Although he was known for his distinguished work in plant classification, Brown made pioneering observations in cellular biology and particle physics.
Like other scientists of his time, Brown illustrated his own work. During microscopic observation of plant cells, he noticed a similar, opaque structure within each. Sampling several other plants, he realized that in every plant cell he examined he could see the same cellular structure he called the nucleus, “kernel” in Latin. Brown related his observations to the Linnean Society of London. Several years later this nucleus concept was adopted for use in physics.
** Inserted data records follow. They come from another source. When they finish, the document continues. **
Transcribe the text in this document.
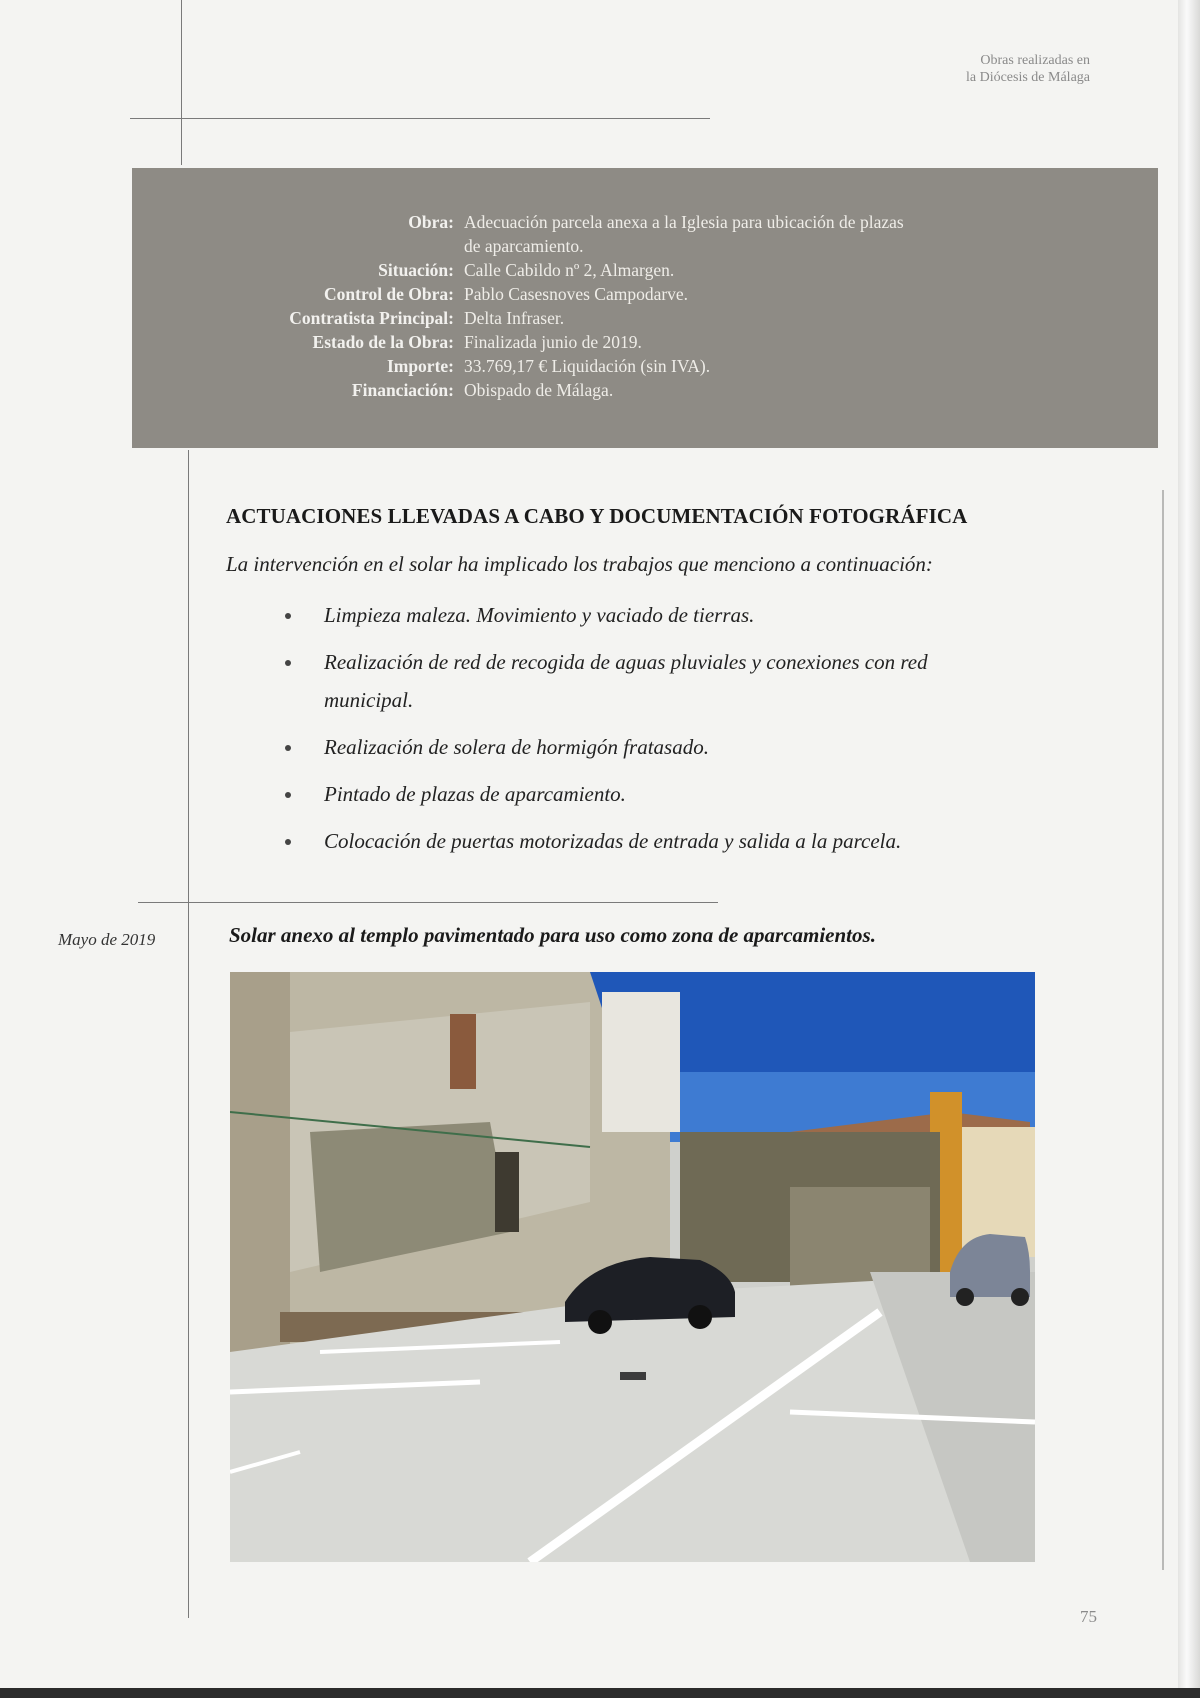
Obras realizadas en
la Diócesis de Málaga
Obra: Adecuación parcela anexa a la Iglesia para ubicación de plazas
de aparcamiento.
Situación: Calle Cabildo nº 2, Almargen.
Control de Obra: Pablo Casesnoves Campodarve.
Contratista Principal: Delta Infraser.
Estado de la Obra: Finalizada junio de 2019.
Importe: 33.769,17 € Liquidación (sin IVA).
Financiación: Obispado de Málaga.
ACTUACIONES LLEVADAS A CABO Y DOCUMENTACIÓN FOTOGRÁFICA
La intervención en el solar ha implicado los trabajos que menciono a continuación:
Limpieza maleza. Movimiento y vaciado de tierras.
Realización de red de recogida de aguas pluviales y conexiones con red municipal.
Realización de solera de hormigón fratasado.
Pintado de plazas de aparcamiento.
Colocación de puertas motorizadas de entrada y salida a la parcela.
Mayo de 2019	Solar anexo al templo pavimentado para uso como zona de aparcamientos.
75
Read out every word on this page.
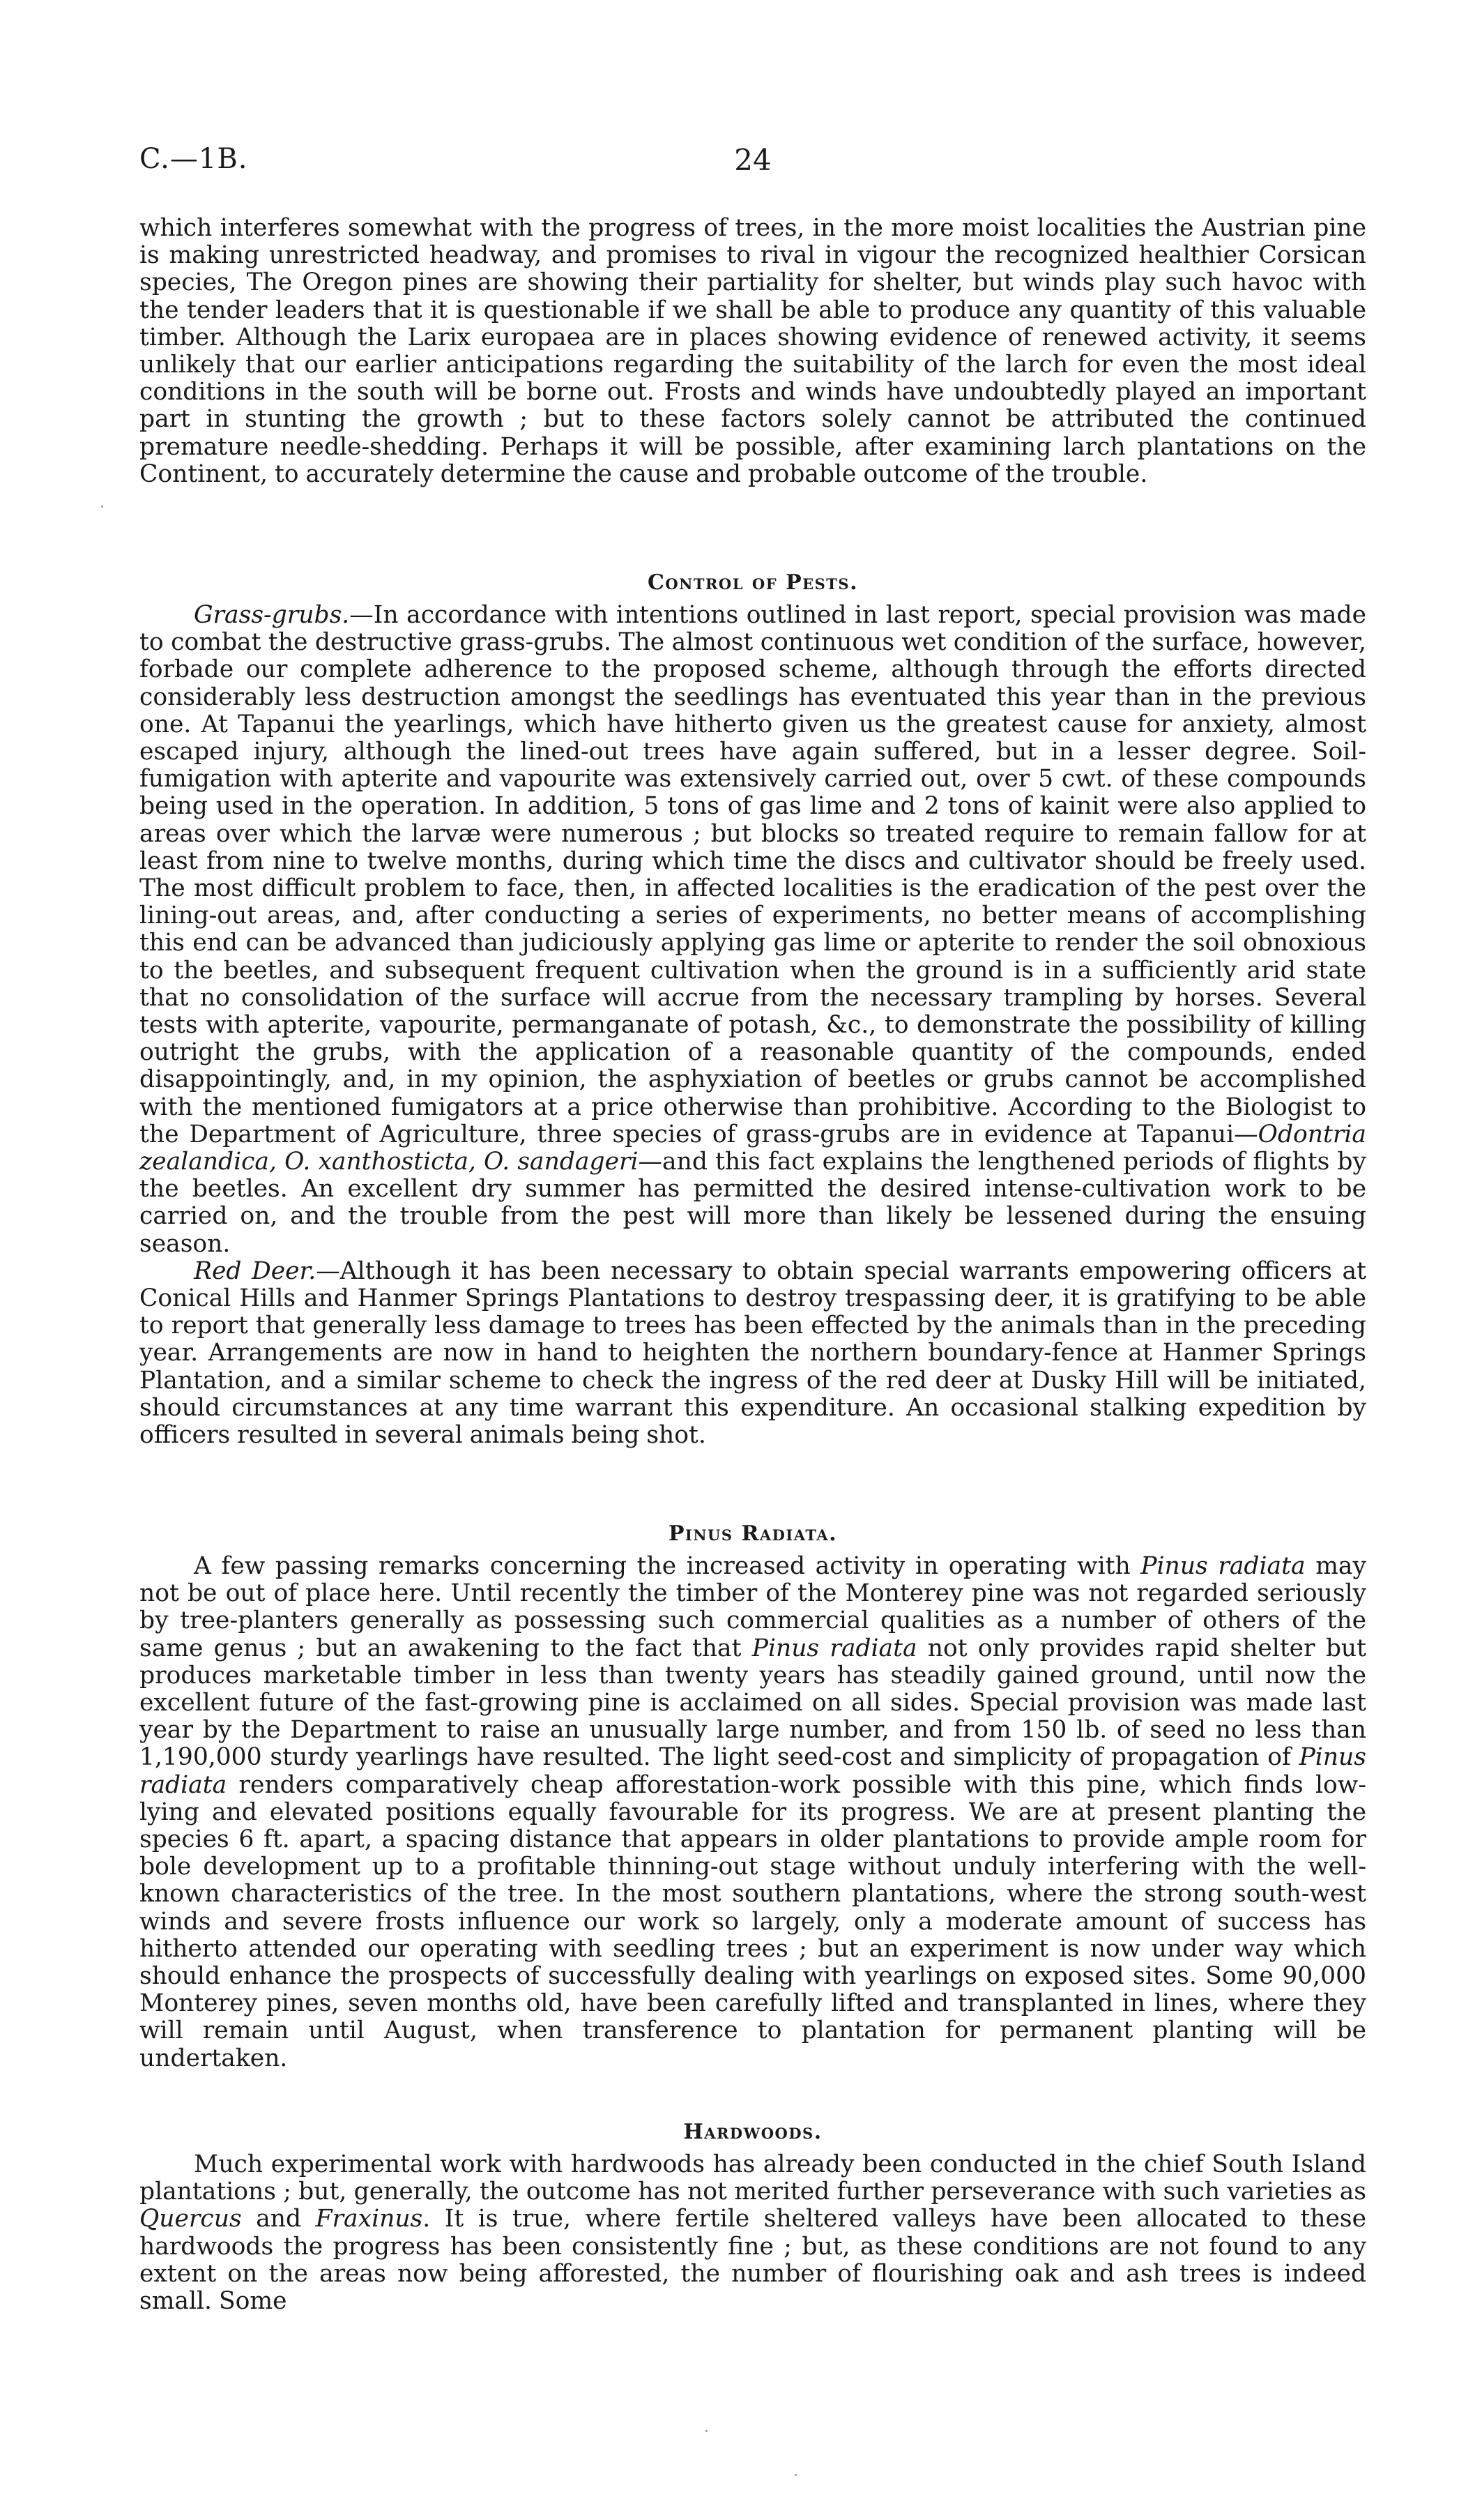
C.—1B.	24

which interferes somewhat with the progress of trees, in the more moist localities the Austrian pine is making unrestricted headway, and promises to rival in vigour the recognized healthier Corsican species, The Oregon pines are showing their partiality for shelter, but winds play such havoc with the tender leaders that it is questionable if we shall be able to produce any quantity of this valuable timber. Although the Larix europaea are in places showing evidence of renewed activity, it seems unlikely that our earlier anticipations regarding the suitability of the larch for even the most ideal conditions in the south will be borne out. Frosts and winds have undoubtedly played an important part in stunting the growth ; but to these factors solely cannot be attributed the continued premature needle-shedding. Perhaps it will be possible, after examining larch plantations on the Continent, to accurately determine the cause and probable outcome of the trouble.

Control of Pests.

Grass-grubs.—In accordance with intentions outlined in last report, special provision was made to combat the destructive grass-grubs. The almost continuous wet condition of the surface, however, forbade our complete adherence to the proposed scheme, although through the efforts directed considerably less destruction amongst the seedlings has eventuated this year than in the previous one. At Tapanui the yearlings, which have hitherto given us the greatest cause for anxiety, almost escaped injury, although the lined-out trees have again suffered, but in a lesser degree. Soil-fumigation with apterite and vapourite was extensively carried out, over 5 cwt. of these compounds being used in the operation. In addition, 5 tons of gas lime and 2 tons of kainit were also applied to areas over which the larvæ were numerous ; but blocks so treated require to remain fallow for at least from nine to twelve months, during which time the discs and cultivator should be freely used. The most difficult problem to face, then, in affected localities is the eradication of the pest over the lining-out areas, and, after conducting a series of experiments, no better means of accomplishing this end can be advanced than judiciously applying gas lime or apterite to render the soil obnoxious to the beetles, and subsequent frequent cultivation when the ground is in a sufficiently arid state that no consolidation of the surface will accrue from the necessary trampling by horses. Several tests with apterite, vapourite, permanganate of potash, &c., to demonstrate the possibility of killing outright the grubs, with the application of a reasonable quantity of the compounds, ended disappointingly, and, in my opinion, the asphyxiation of beetles or grubs cannot be accomplished with the mentioned fumigators at a price otherwise than prohibitive. According to the Biologist to the Department of Agriculture, three species of grass-grubs are in evidence at Tapanui—Odontria zealandica, O. xanthosticta, O. sandageri—and this fact explains the lengthened periods of flights by the beetles. An excellent dry summer has permitted the desired intense-cultivation work to be carried on, and the trouble from the pest will more than likely be lessened during the ensuing season.

Red Deer.—Although it has been necessary to obtain special warrants empowering officers at Conical Hills and Hanmer Springs Plantations to destroy trespassing deer, it is gratifying to be able to report that generally less damage to trees has been effected by the animals than in the preceding year. Arrangements are now in hand to heighten the northern boundary-fence at Hanmer Springs Plantation, and a similar scheme to check the ingress of the red deer at Dusky Hill will be initiated, should circumstances at any time warrant this expenditure. An occasional stalking expedition by officers resulted in several animals being shot.

Pinus Radiata.

A few passing remarks concerning the increased activity in operating with Pinus radiata may not be out of place here. Until recently the timber of the Monterey pine was not regarded seriously by tree-planters generally as possessing such commercial qualities as a number of others of the same genus ; but an awakening to the fact that Pinus radiata not only provides rapid shelter but produces marketable timber in less than twenty years has steadily gained ground, until now the excellent future of the fast-growing pine is acclaimed on all sides. Special provision was made last year by the Department to raise an unusually large number, and from 150 lb. of seed no less than 1,190,000 sturdy yearlings have resulted. The light seed-cost and simplicity of propagation of Pinus radiata renders comparatively cheap afforestation-work possible with this pine, which finds low-lying and elevated positions equally favourable for its progress. We are at present planting the species 6 ft. apart, a spacing distance that appears in older plantations to provide ample room for bole development up to a profitable thinning-out stage without unduly interfering with the well-known characteristics of the tree. In the most southern plantations, where the strong south-west winds and severe frosts influence our work so largely, only a moderate amount of success has hitherto attended our operating with seedling trees ; but an experiment is now under way which should enhance the prospects of successfully dealing with yearlings on exposed sites. Some 90,000 Monterey pines, seven months old, have been carefully lifted and transplanted in lines, where they will remain until August, when transference to plantation for permanent planting will be undertaken.

Hardwoods.

Much experimental work with hardwoods has already been conducted in the chief South Island plantations ; but, generally, the outcome has not merited further perseverance with such varieties as Quercus and Fraxinus. It is true, where fertile sheltered valleys have been allocated to these hardwoods the progress has been consistently fine ; but, as these conditions are not found to any extent on the areas now being afforested, the number of flourishing oak and ash trees is indeed small. Some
While investigating pollen suspended in water, he noticed the grains did not remain stationary but moved within the fluid. Was this because they were living organisms? He tried fresh pollen grains, dried pollen grains, ground up grains, organic and inorganic particles. All shared this motion when suspended in the water. Brown recognized that this motion must be a general attribute of all matter within a suspension. Although he could not explain this movement, Brown wisely described it, knowing that science in the future would provide answers. This particle movement came to be known as Brownian motion. It would be several generations after Brown’s death before particle physics could explain the mechanisms of atomic bombardment, thermodynamics, and the kinetic impacts of molecules comprising fluids.
Brown served as President of the Linnean Society of London. He is memorialized in the names of several botanicals, a Tasmanian river, and Mount Brown in British Columbia.